Dudelt, thank you so much for the link! I'll check it out and put it on my Home Page for daily review.


----------



## sjj (Jan 2, 2007)

sylvia said:


> ... I am at 4,500', dry, desert-like climate, night temps now in the low 40ies, days highs in the high 60ies or low 70ies. ...
> 
> View attachment 10850
> 
> ...


I would consider placing a thin styrofoam plate on the outer side of the pane to keep it warmer. 
In that way you can prevent the vapor condensation inside.


----------



## sylvia (May 14, 2014)

sjj said:


> I would consider placing a thin styrofoam plate on the outer side of the pane to keep it warmer.
> In that way you can prevent the vapor condensation inside.
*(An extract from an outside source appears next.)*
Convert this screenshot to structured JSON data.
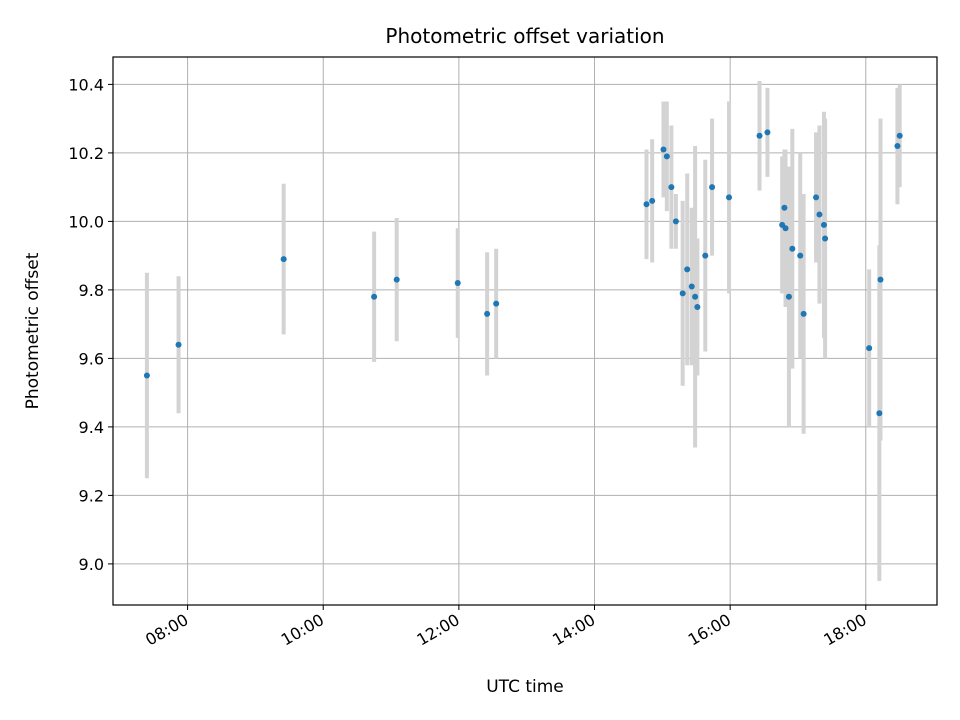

My mistake, sorry. I should have specified that the window has a wooden panel on top of it all the time, I only take off the panel to watch the inside of the hive and expose the glass, very briefly. In other words, that condensation appears to have collected overnight after they spent the night with wood paneling covering the window.

sylvia


----------



## msscha (Jan 4, 2014)

At biobees.com, Phil Chandler has been talking quite a bit about condensation (principally, its value) based on a publication by Ed Clarke called Constructive Beekeeping -- here's the link: http://www.biobees.com/library/general_beekeeping/beekeeping_books_articles/ConstructiveBeekeeping_EdClarke.pdf. This book is also freely available from Cornell. I've read it a couple of times -- it's pretty interesting!


----------



## sylvia (May 14, 2014)

I will check into that! Thank you for the helpful suggestions.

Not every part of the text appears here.